Modulating Room Temperature Phosphorescence by Oxidation of Thianthrene to Achieve Pure Organic Single-Molecule White-Light Emission

In order to develop pure organic single-molecule white-light emitters (SMWLE), the oxidation of thianthrene (TA) was performed on sulfur atoms at different degrees to tune room temperature phosphorescence (RTP) emission. With increasing degrees of oxidation from 1OTA, 2OTA, 3OTA, to 4OTA, monomeric and aggregative RTP emission was gradually suppressed, due to the gradual disappearance of lone pair electrons on sulfur atoms. Among these compounds, monomers and aggregates of 1OTA demonstrated a better intensity match between fluorescence and RTP. Through partial oxidation of TA, 1OTA exhibited the simultaneous ternary emissions from the lowest singlet state (S-1), the lowest triplet state (T-1), and the high-lying triplet state (T-n) in doped film.
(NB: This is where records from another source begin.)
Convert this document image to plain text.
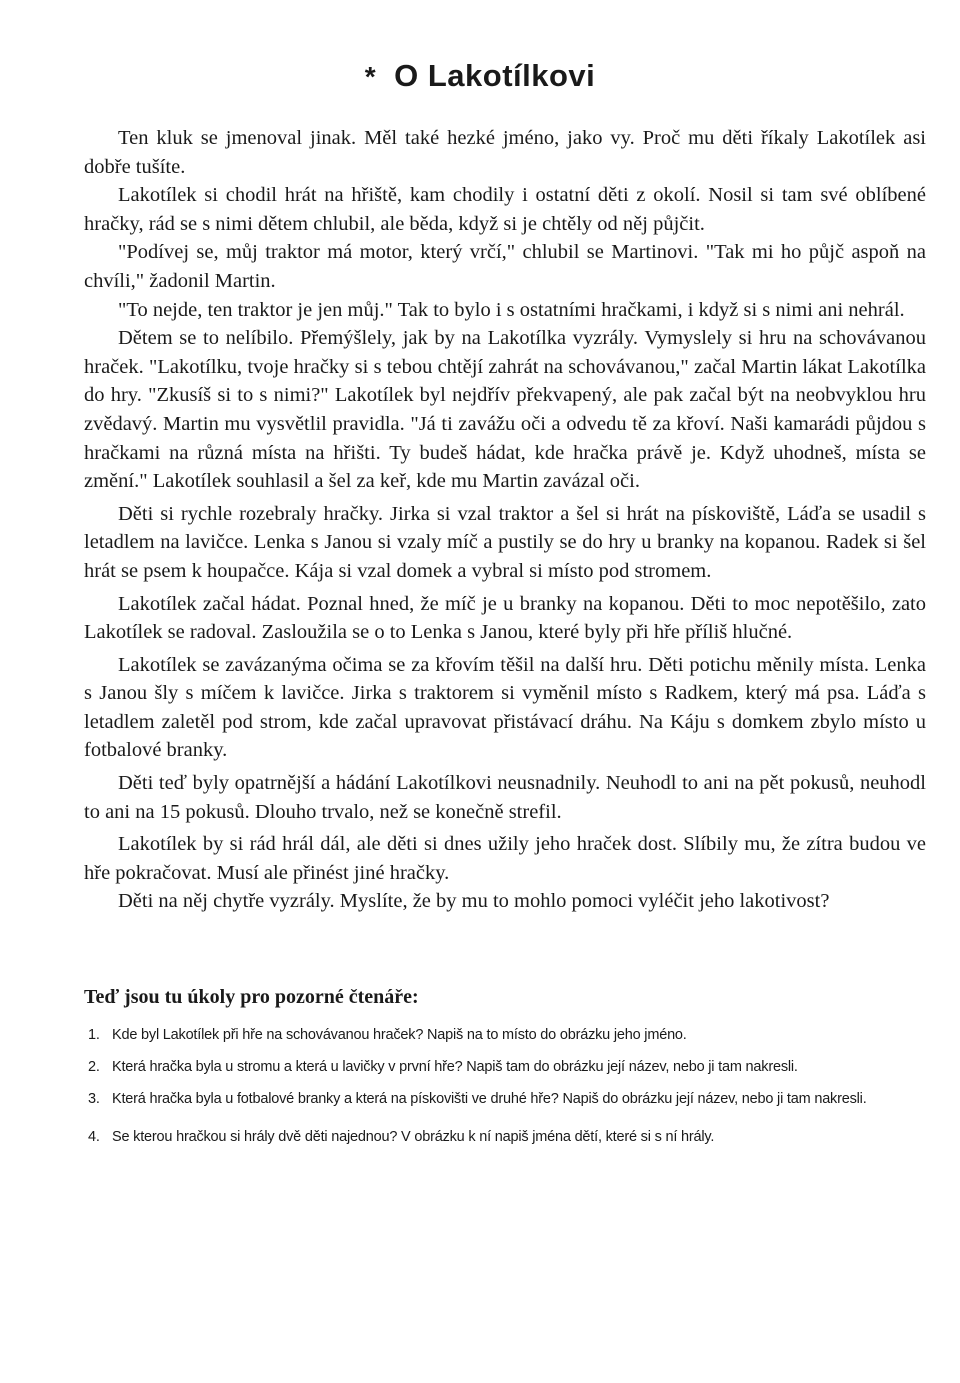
* O Lakotílkovi

Ten kluk se jmenoval jinak. Měl také hezké jméno, jako vy. Proč mu děti říkaly Lakotílek asi dobře tušíte.

Lakotílek si chodil hrát na hřiště, kam chodily i ostatní děti z okolí. Nosil si tam své oblíbené hračky, rád se s nimi dětem chlubil, ale běda, když si je chtěly od něj půjčit.

"Podívej se, můj traktor má motor, který vrčí," chlubil se Martinovi. "Tak mi ho půjč aspoň na chvíli," žadonil Martin.

"To nejde, ten traktor je jen můj." Tak to bylo i s ostatními hračkami, i když si s nimi ani nehrál.

Dětem se to nelíbilo. Přemýšlely, jak by na Lakotílka vyzrály. Vymyslely si hru na schovávanou hraček. "Lakotílku, tvoje hračky si s tebou chtějí zahrát na schovávanou," začal Martin lákat Lakotílka do hry. "Zkusíš si to s nimi?" Lakotílek byl nejdřív překvapený, ale pak začal být na neobvyklou hru zvědavý. Martin mu vysvětlil pravidla. "Já ti zavážu oči a odvedu tě za křoví. Naši kamarádi půjdou s hračkami na různá místa na hřišti. Ty budeš hádat, kde hračka právě je. Když uhodneš, místa se změní." Lakotílek souhlasil a šel za keř, kde mu Martin zavázal oči.

Děti si rychle rozebraly hračky. Jirka si vzal traktor a šel si hrát na pískoviště, Láďa se usadil s letadlem na lavičce. Lenka s Janou si vzaly míč a pustily se do hry u branky na kopanou. Radek si šel hrát se psem k houpačce. Kája si vzal domek a vybral si místo pod stromem.

Lakotílek začal hádat. Poznal hned, že míč je u branky na kopanou. Děti to moc nepotěšilo, zato Lakotílek se radoval. Zasloužila se o to Lenka s Janou, které byly při hře příliš hlučné.

Lakotílek se zavázanýma očima se za křovím těšil na další hru. Děti potichu měnily místa. Lenka s Janou šly s míčem k lavičce. Jirka s traktorem si vyměnil místo s Radkem, který má psa. Láďa s letadlem zaletěl pod strom, kde začal upravovat přistávací dráhu. Na Káju s domkem zbylo místo u fotbalové branky.

Děti teď byly opatrnější a hádání Lakotílkovi neusnadnily. Neuhodl to ani na pět pokusů, neuhodl to ani na 15 pokusů. Dlouho trvalo, než se konečně strefil.

Lakotílek by si rád hrál dál, ale děti si dnes užily jeho hraček dost. Slíbily mu, že zítra budou ve hře pokračovat. Musí ale přinést jiné hračky.

Děti na něj chytře vyzrály. Myslíte, že by mu to mohlo pomoci vyléčit jeho lakotivost?

Teď jsou tu úkoly pro pozorné čtenáře:
1. Kde byl Lakotílek při hře na schovávanou hraček? Napiš na to místo do obrázku jeho jméno.
2. Která hračka byla u stromu a která u lavičky v první hře? Napiš tam do obrázku její název, nebo ji tam nakresli.
3. Která hračka byla u fotbalové branky a která na pískovišti ve druhé hře? Napiš do obrázku její název, nebo ji tam nakresli.
4. Se kterou hračkou si hrály dvě děti najednou? V obrázku k ní napiš jména dětí, které si s ní hrály.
The single-molecule white-light emission was achieved in 1OTA crystal with a photoluminescence quantum yield (PLQY) of 47.1%. This work not only reports the RTP behavior of TA with different degrees of oxidation, but also provides an example of excited-state modulation to harvest an efficient SMWLE material.

Automated summary

By oxidizing thianthrene at different degrees, a pure organic single-molecule white-light emitter was developed, demonstrating the modulation effect of oxidation levels on room temperature phosphorescence emission.